阿川佳代が誠の行動を変えたのは、彼女自身がヒーローのような存在ではないからだ。当たり前のことを強制してくる人生がうまくいっている人間たちの言葉ではなく、過去のトラブルを悔いていて、自分に自信がなく、それでも人を救おうともがいている弱い人間だから心に響いたのだ。
佳代自身にも癒えない傷があり、劣等感があり、だからこそ自分の存在意義を探し続けている。
被害者側も対照的に描かれる
(C)2021 香川まさひと・月島冬二・小学館/映画「前科者」製作委員会
阿川佳代と真司も被害者側として対照的に描かれる。
真司とは中学時代の同級生で恋仲の状態にあった。
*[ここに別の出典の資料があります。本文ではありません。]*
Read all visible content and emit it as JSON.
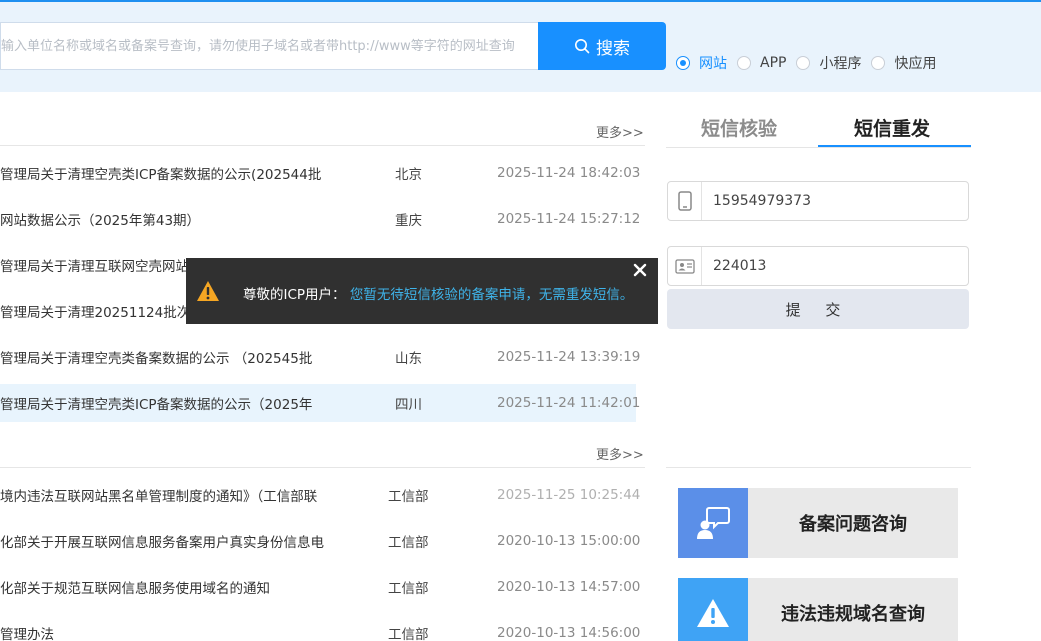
{
  "search": {
    "placeholder": "输入单位名称或域名或备案号查询，请勿使用子域名或者带http://www等字符的网址查询",
    "button_label": "搜索",
    "types": [
      {
        "label": "网站",
        "selected": true
      },
      {
        "label": "APP",
        "selected": false
      },
      {
        "label": "小程序",
        "selected": false
      },
      {
        "label": "快应用",
        "selected": false
      }
    ]
  },
  "notices": {
    "more_label": "更多>>",
    "rows": [
      {
        "title": "管理局关于清理空壳类ICP备案数据的公示(202544批",
        "region": "北京",
        "time": "2025-11-24 18:42:03"
      },
      {
        "title": "网站数据公示（2025年第43期）",
        "region": "重庆",
        "time": "2025-11-24 15:27:12"
      },
      {
        "title": "管理局关于清理互联网空壳网站",
        "region": "",
        "time": ""
      },
      {
        "title": "管理局关于清理20251124批次",
        "region": "",
        "time": ""
      },
      {
        "title": "管理局关于清理空壳类备案数据的公示 （202545批",
        "region": "山东",
        "time": "2025-11-24 13:39:19"
      },
      {
        "title": "管理局关于清理空壳类ICP备案数据的公示（2025年",
        "region": "四川",
        "time": "2025-11-24 11:42:01"
      }
    ]
  },
  "policies": {
    "more_label": "更多>>",
    "rows": [
      {
        "title": "境内违法互联网站黑名单管理制度的通知》（工信部联",
        "region": "工信部",
        "time": "2025-11-25 10:25:44"
      },
      {
        "title": "化部关于开展互联网信息服务备案用户真实身份信息电",
        "region": "工信部",
        "time": "2020-10-13 15:00:00"
      },
      {
        "title": "化部关于规范互联网信息服务使用域名的通知",
        "region": "工信部",
        "time": "2020-10-13 14:57:00"
      },
      {
        "title": "管理办法",
        "region": "工信部",
        "time": "2020-10-13 14:56:00"
      }
    ]
  },
  "sms": {
    "tab_verify": "短信核验",
    "tab_resend": "短信重发",
    "phone_value": "15954979373",
    "code_value": "224013",
    "submit_label": "提 交"
  },
  "links": [
    {
      "label": "备案问题咨询",
      "icon": "consult-icon",
      "color": "#5b8fe8"
    },
    {
      "label": "违法违规域名查询",
      "icon": "warning-icon",
      "color": "#3fa3f5"
    }
  ],
  "toast": {
    "prefix": "尊敬的ICP用户：",
    "message": "您暂无待短信核验的备案申请，无需重发短信。"
  },
  "colors": {
    "accent": "#1890ff",
    "toast_bg": "#303030",
    "toast_text": "#3fb4ea",
    "warning": "#f5a623"
  }
}
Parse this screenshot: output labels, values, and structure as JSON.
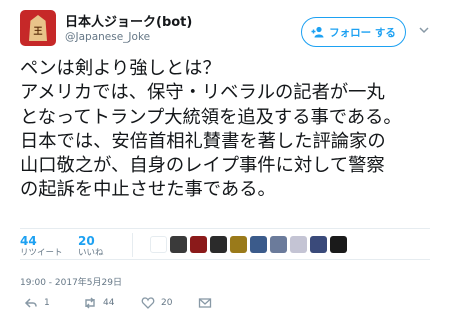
{
  "profile": {
    "display_name": "日本人ジョーク(bot)",
    "handle": "@Japanese_Joke",
    "avatar_glyph": "王"
  },
  "follow_button": {
    "label": "フォロー する"
  },
  "tweet": {
    "lines": [
      "ペンは剣より強しとは？",
      "アメリカでは、保守・リベラルの記者が一丸",
      "となってトランプ大統領を追及する事である。",
      "日本では、安倍首相礼賛書を著した評論家の",
      "山口敬之が、自身のレイプ事件に対して警察",
      "の起訴を中止させた事である。"
    ]
  },
  "stats": {
    "retweets": {
      "count": "44",
      "label": "リツイート"
    },
    "likes": {
      "count": "20",
      "label": "いいね"
    },
    "liker_avatar_colors": [
      "#ffffff",
      "#3a3a3a",
      "#8b1a1a",
      "#2b2b2b",
      "#9a7a1a",
      "#3b5b8b",
      "#6b7b9b",
      "#c4c4d4",
      "#3a4a7a",
      "#1a1a1a"
    ]
  },
  "timestamp": "19:00 - 2017年5月29日",
  "actions": {
    "reply_count": "1",
    "retweet_count": "44",
    "like_count": "20"
  },
  "colors": {
    "accent": "#1da1f2",
    "secondary_text": "#657786",
    "avatar_bg": "#c62828"
  }
}
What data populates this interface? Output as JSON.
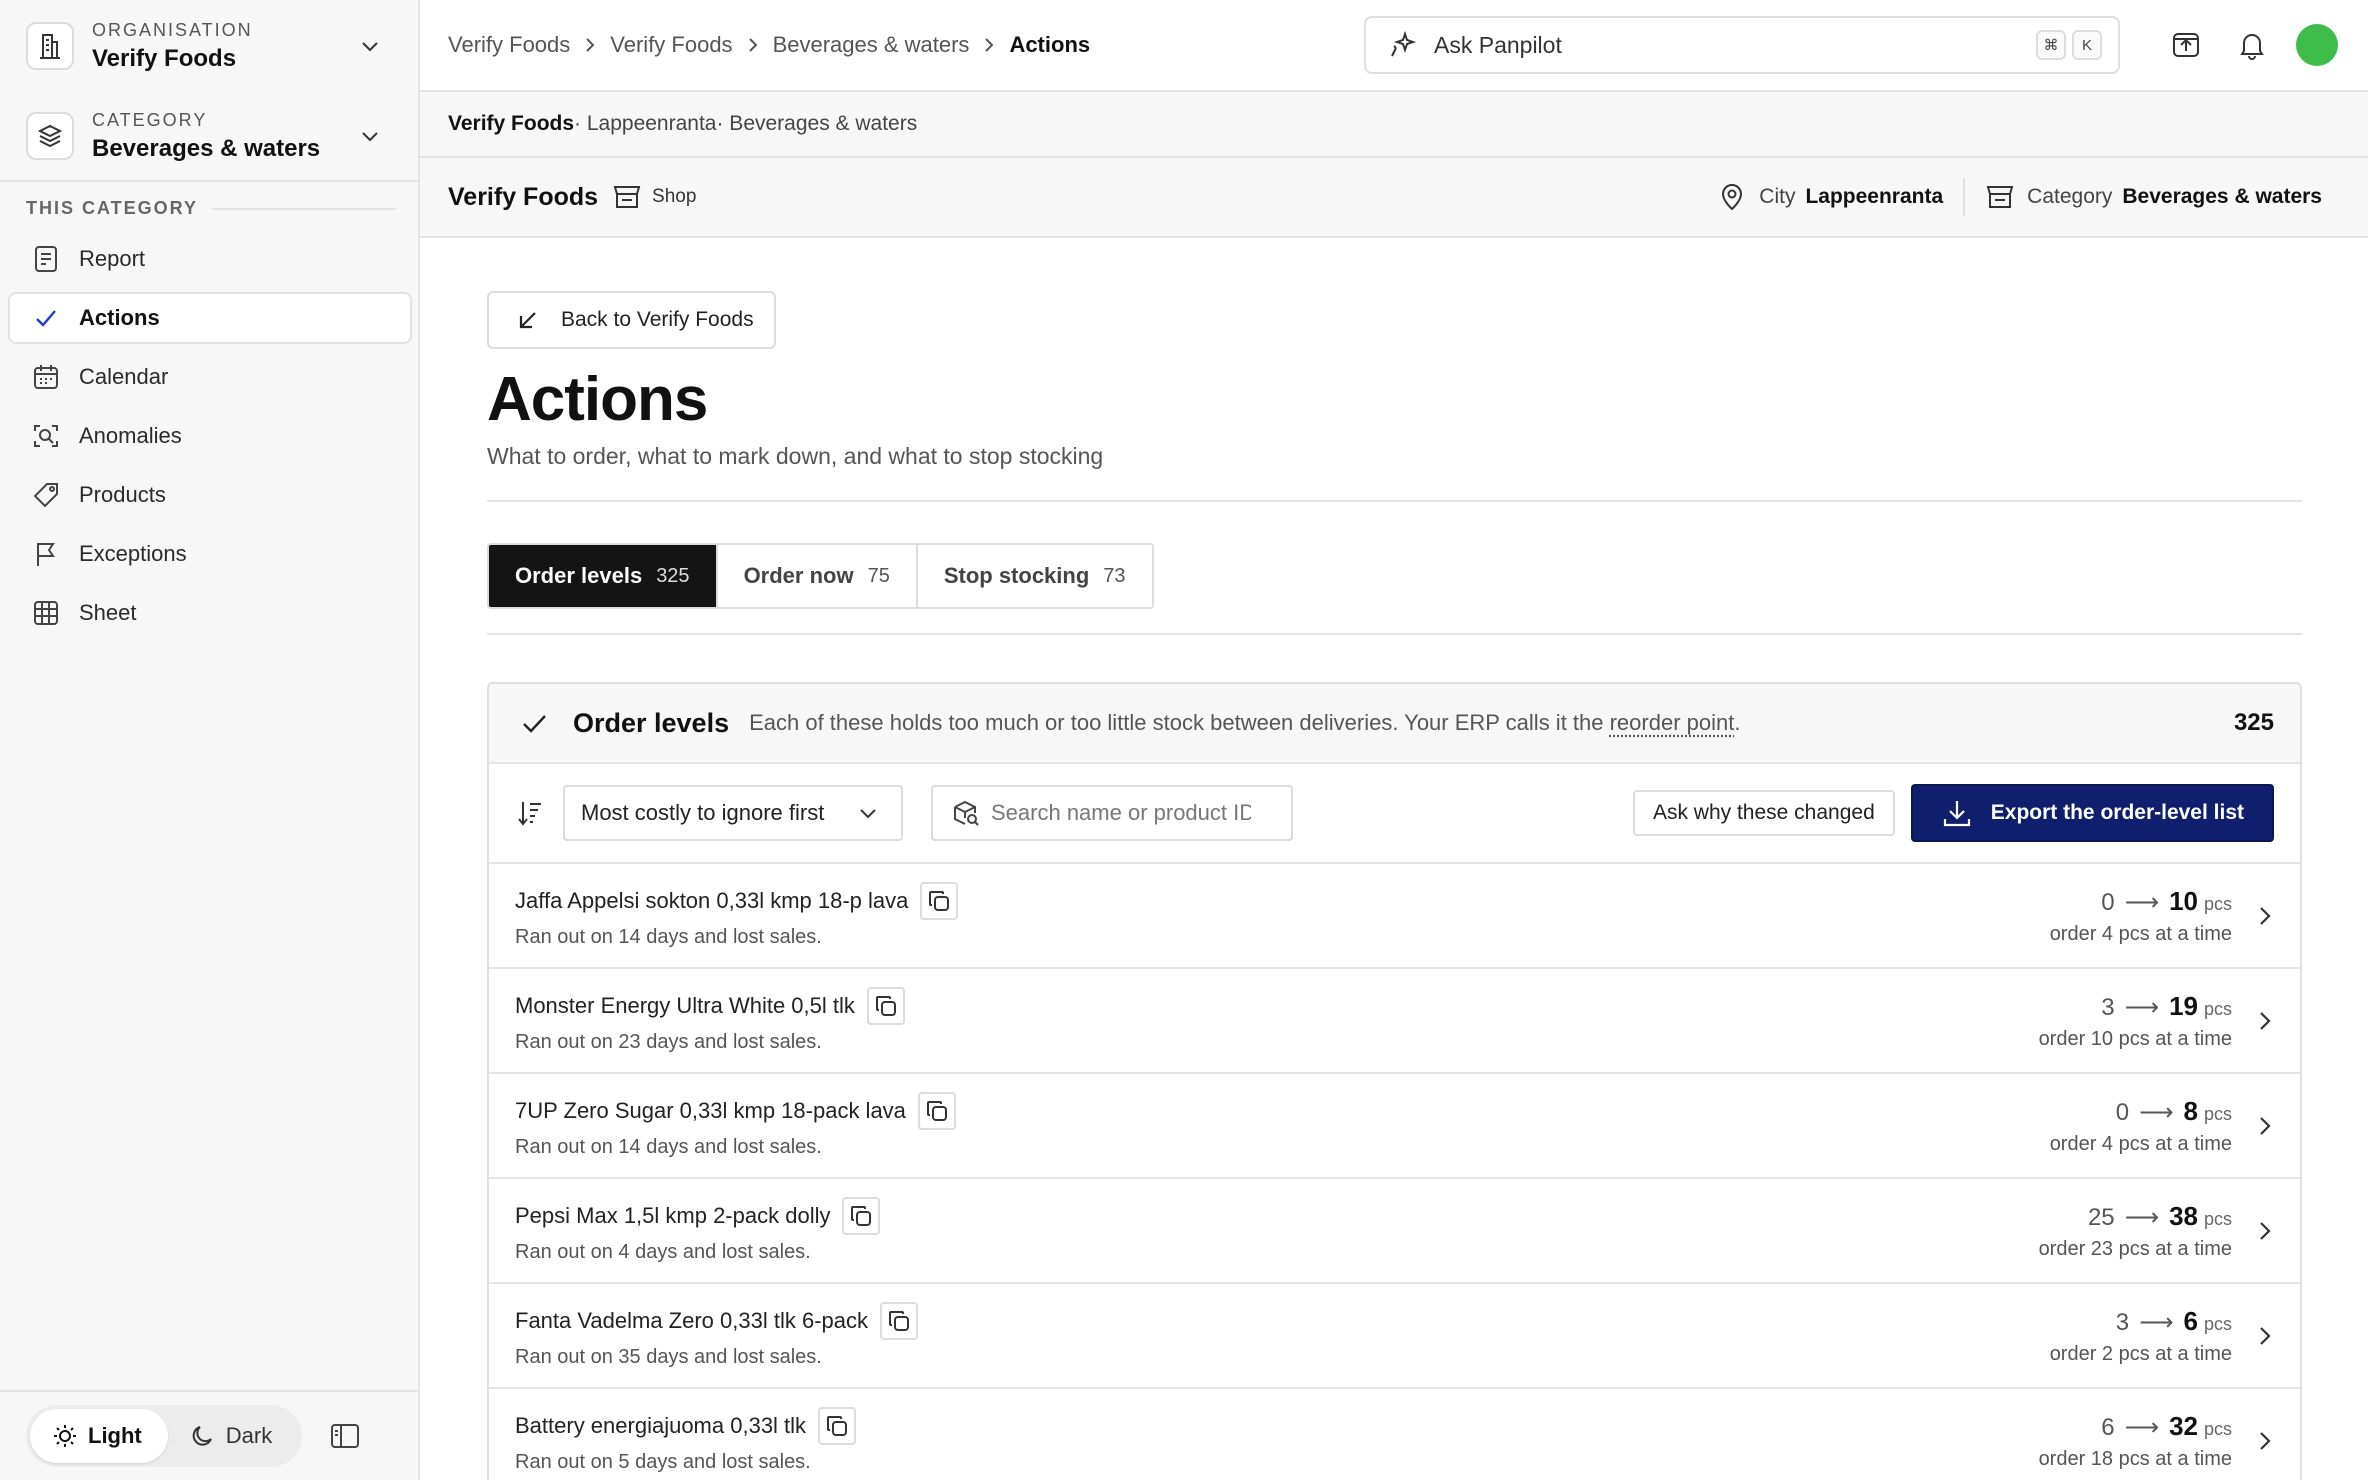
{
  "sidebar": {
    "org": {
      "label": "ORGANISATION",
      "value": "Verify Foods"
    },
    "category": {
      "label": "CATEGORY",
      "value": "Beverages & waters"
    },
    "section_title": "THIS CATEGORY",
    "items": [
      {
        "label": "Report",
        "icon": "report-icon"
      },
      {
        "label": "Actions",
        "icon": "check-icon",
        "active": true
      },
      {
        "label": "Calendar",
        "icon": "calendar-icon"
      },
      {
        "label": "Anomalies",
        "icon": "anomalies-icon"
      },
      {
        "label": "Products",
        "icon": "tag-icon"
      },
      {
        "label": "Exceptions",
        "icon": "flag-icon"
      },
      {
        "label": "Sheet",
        "icon": "grid-icon"
      }
    ],
    "theme": {
      "light": "Light",
      "dark": "Dark"
    }
  },
  "topbar": {
    "breadcrumbs": [
      "Verify Foods",
      "Verify Foods",
      "Beverages & waters",
      "Actions"
    ],
    "ask": {
      "label": "Ask Panpilot",
      "kbd1": "⌘",
      "kbd2": "K"
    },
    "avatar_color": "#3ebd4b"
  },
  "context": {
    "org": "Verify Foods",
    "rest": "· Lappeenranta· Beverages & waters"
  },
  "entity": {
    "name": "Verify Foods",
    "type": "Shop",
    "city_label": "City",
    "city": "Lappeenranta",
    "category_label": "Category",
    "category": "Beverages & waters"
  },
  "main": {
    "back": "Back to Verify Foods",
    "title": "Actions",
    "subtitle": "What to order, what to mark down, and what to stop stocking",
    "tabs": [
      {
        "label": "Order levels",
        "count": "325",
        "active": true
      },
      {
        "label": "Order now",
        "count": "75"
      },
      {
        "label": "Stop stocking",
        "count": "73"
      }
    ]
  },
  "panel": {
    "title": "Order levels",
    "desc_pre": "Each of these holds too much or too little stock between deliveries. Your ERP calls it the ",
    "desc_link": "reorder point",
    "desc_post": ".",
    "total": "325",
    "sort": "Most costly to ignore first",
    "search_placeholder": "Search name or product ID",
    "why": "Ask why these changed",
    "export": "Export the order-level list",
    "accent": "#0f1f6e"
  },
  "rows": [
    {
      "name": "Jaffa Appelsi sokton 0,33l kmp 18-p lava",
      "note": "Ran out on 14 days and lost sales.",
      "from": "0",
      "arrow": "⟶",
      "to": "10",
      "unit": "pcs",
      "order": "order 4 pcs at a time"
    },
    {
      "name": "Monster Energy Ultra White 0,5l tlk",
      "note": "Ran out on 23 days and lost sales.",
      "from": "3",
      "arrow": "⟶",
      "to": "19",
      "unit": "pcs",
      "order": "order 10 pcs at a time"
    },
    {
      "name": "7UP Zero Sugar 0,33l kmp 18-pack lava",
      "note": "Ran out on 14 days and lost sales.",
      "from": "0",
      "arrow": "⟶",
      "to": "8",
      "unit": "pcs",
      "order": "order 4 pcs at a time"
    },
    {
      "name": "Pepsi Max 1,5l kmp 2-pack dolly",
      "note": "Ran out on 4 days and lost sales.",
      "from": "25",
      "arrow": "⟶",
      "to": "38",
      "unit": "pcs",
      "order": "order 23 pcs at a time"
    },
    {
      "name": "Fanta Vadelma Zero 0,33l tlk 6-pack",
      "note": "Ran out on 35 days and lost sales.",
      "from": "3",
      "arrow": "⟶",
      "to": "6",
      "unit": "pcs",
      "order": "order 2 pcs at a time"
    },
    {
      "name": "Battery energiajuoma 0,33l tlk",
      "note": "Ran out on 5 days and lost sales.",
      "from": "6",
      "arrow": "⟶",
      "to": "32",
      "unit": "pcs",
      "order": "order 18 pcs at a time"
    }
  ]
}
しかし、暴漢に襲われた佳代を守るために、真司の父親が身代わりとなって殺されてしまっていた。
そこから2人は疎遠になってしまったのだが、ここで2人の行動は対照的に食い違う。1人は殺人を憎み、罪を犯した者を追う刑事となった。
しかし、阿川佳代は罪を起こした者を救う方を選んだのだ。人を憎むのか罪を憎むのか、2人とも憎しみに折り合いをつけて前を向いているが、価値観は全く異なっていた。
人殺しは重罪だ。しかし、誠のような人間をただ、断罪するだけでは何の解決にもならない。いずれは出所してそこで生活をしていかなければならないのだから。
そのことを知った真司もまた変わっていくのだった。
ラブシーンについて
阿川佳代の家に真司がやってきて、話すシーンがある。その際昔のキスを、思い出して唐突なラブシーンに突入するのだが、ものすごい中途半端で終わる。
ストーリー的には、公私混同しそうになったことを恥じての中断なのだけど、そもそも急すぎる展開は否めない。全然そんな雰囲気になっていないのにあのタイミングでキスに向かうのも無理やり感が強い。
もう少し、尺をとるかそもそもカットするかしないと違和感を感じるシーンであった。